As often as twice a day, back then, I was eating a deli sandwich. It was the gustatory summit of my life. As I lingered over my pastrami on rye, my corned beef on pumpernickel, my lox on bagel, my mind wandered. In the scenario of my imagination, I saw hungry men and women in delis from New York to San Francisco looking up from their menus thousands of times every day and declaring, as if with one voice, “I’ll have a Bart.” Would that it could ever come true.

Nov. 3 was the 75th anniversary of my birth, and my daughter, Kate, offered to give me a party. Here’s the chance I’ve been waiting for, I thought. I shall ask my family and friends to create my sandwich.

I wanted it to be like me: modest, average, ordinary. But, well, maybe a little bit special.

I wanted a Reuben-class sandwich. Reuben is my culinary idol. Most people have never heard of him. But everyone knows his sandwich, although there is disagreement on when, where and how it was created.

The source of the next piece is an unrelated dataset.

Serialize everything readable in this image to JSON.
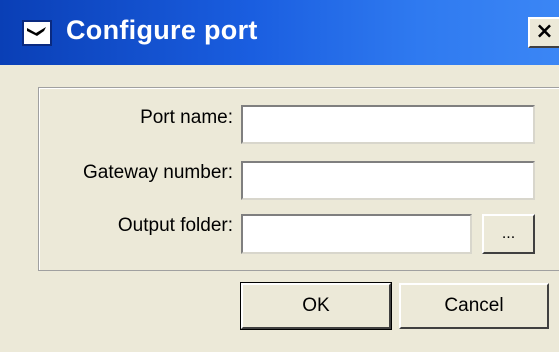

As serious eaters know, the Reuben is a grilled or griddled sandwich consisting of corned beef, Swiss cheese, sauerkraut and Russian dressing on rye bread. I have one friend, a Nebraskan, who insists that the Reuben was created by a chef of that name at a hotel in Lincoln. There’s another account that credits an Omaha grocer named Reuben Kulakofsky, according to What’sCookingAmerica.net, the Web site of cookbook author and food historian Linda Stradley. Still other stories, according to Stradley, have the Reuben being invented in New York by delicatessen owner Arnold Reuben or by an accountant named William Hamerly.

Whatever its provenance, the Reuben is a delicious sandwich, and I am a sandwich type of guy. Relatives and friends would not use my name in the same sentence with chilled lobster and caviar, pâté de foie gras or watercress.

I decided to have the guests at my 75th birthday party design, create and bring with them their nominations for the Bart sandwich.

To pick the winner, I recruited a panel of three food aficionados: Jennifer Wilkinson, a former magazine food and wine editor; Kirsten Poole, a former Silver Spring caterer and restaurateur; and my son, David Barnes, who once ran a pizza parlor in Indiana. They were directed to operate within a few ground rules. Gluten-free sandwiches were prohibited, and croissants were discouraged because they’re effete.